Подбежал ближе, увидел, что в пламени полыхает изба, двор, сарай с сеновалом. Метрах в двадцати от горящей избы стоял вездеход, тот самый, что обогнал их в дороге. Около машины, с нацеленными на пламя автоматами, сгрудились немецкие солдаты, человек пять. Один из солдат с трудом удерживал на поводке огромную овчарку. Она рвалась с поводка, лаяла громко и злобно.
Чуть в стороне от солдат стояли толстый офицер с пистолетом в согнутой под прямым углом руке и Фома Фомич Соленый. Почему-то к винтовке Соленого был примкнут штык, точно изготовился он шагнуть в рукопашную атаку.
- Русс пилот, выходи! - кричал офицер.- Сдавайсь!
- Выходи, парень! Сгоришь ведь. Выходи! - вторил ему Соленый.
В пламени щелкнуло что-то, неслышно и мягко, и Соленый вдруг подпрыгнул на месте, взмахнул руками и опрокинулся на спину. Ноги его в обтянутых коричневой кожей бурках задергались, выбивая яму в снегу.
Немецкий офицер торопливо отбежал в сторону.

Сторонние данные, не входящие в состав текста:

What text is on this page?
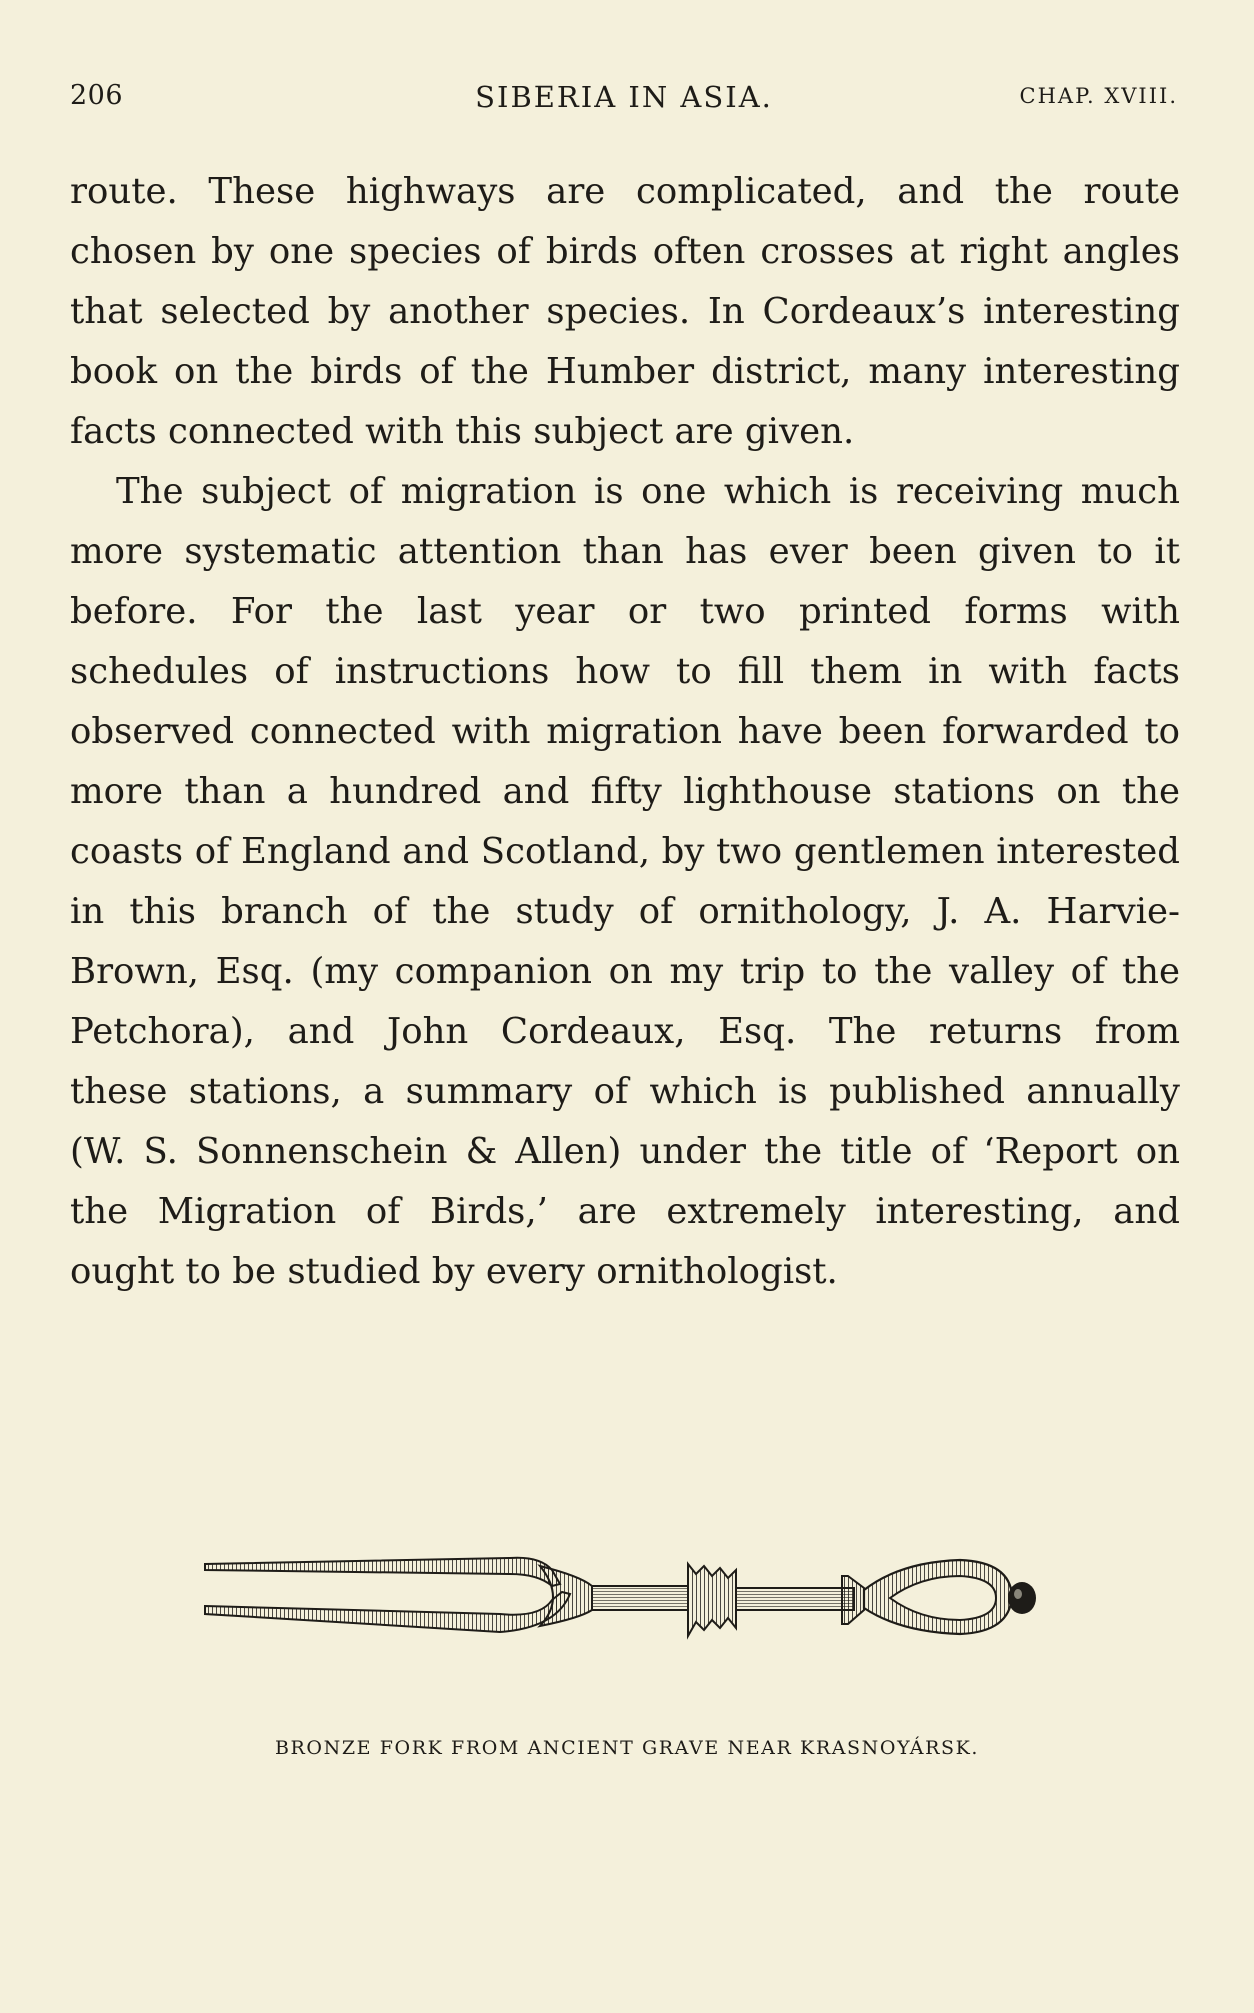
206	SIBERIA IN ASIA.	CHAP. XVIII.
route. These highways are complicated, and the route
chosen by one species of birds often crosses at right angles
that selected by another species. In Cordeaux’s interesting
book on the birds of the Humber district, many interesting
facts connected with this subject are given.
The subject of migration is one which is receiving much
more systematic attention than has ever been given to it
before. For the last year or two printed forms with
schedules of instructions how to fill them in with facts
observed connected with migration have been forwarded to
more than a hundred and fifty lighthouse stations on the
coasts of England and Scotland, by two gentlemen interested
in this branch of the study of ornithology, J. A. Harvie-
Brown, Esq. (my companion on my trip to the valley of the
Petchora), and John Cordeaux, Esq. The returns from
these stations, a summary of which is published annually
(W. S. Sonnenschein & Allen) under the title of ‘Report on
the Migration of Birds,’ are extremely interesting, and
ought to be studied by every ornithologist.
BRONZE FORK FROM ANCIENT GRAVE NEAR KRASNOYÁRSK.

- Врете, гады, не сдамся! - услышал Панька задыхающийся слабый вскрик летчика. Или то почудилось ему?
Ловя пересохшими губами морозный воздух, чувствуя острую - точно стеклом резануло - боль в груди, Панька достал из кармана гранату.
«Держись, Егор Иванович, держись! Сейчас я их, сволочей…»
Ему казалось, что он кричит, на самом деле это был шепот, не слышный никому.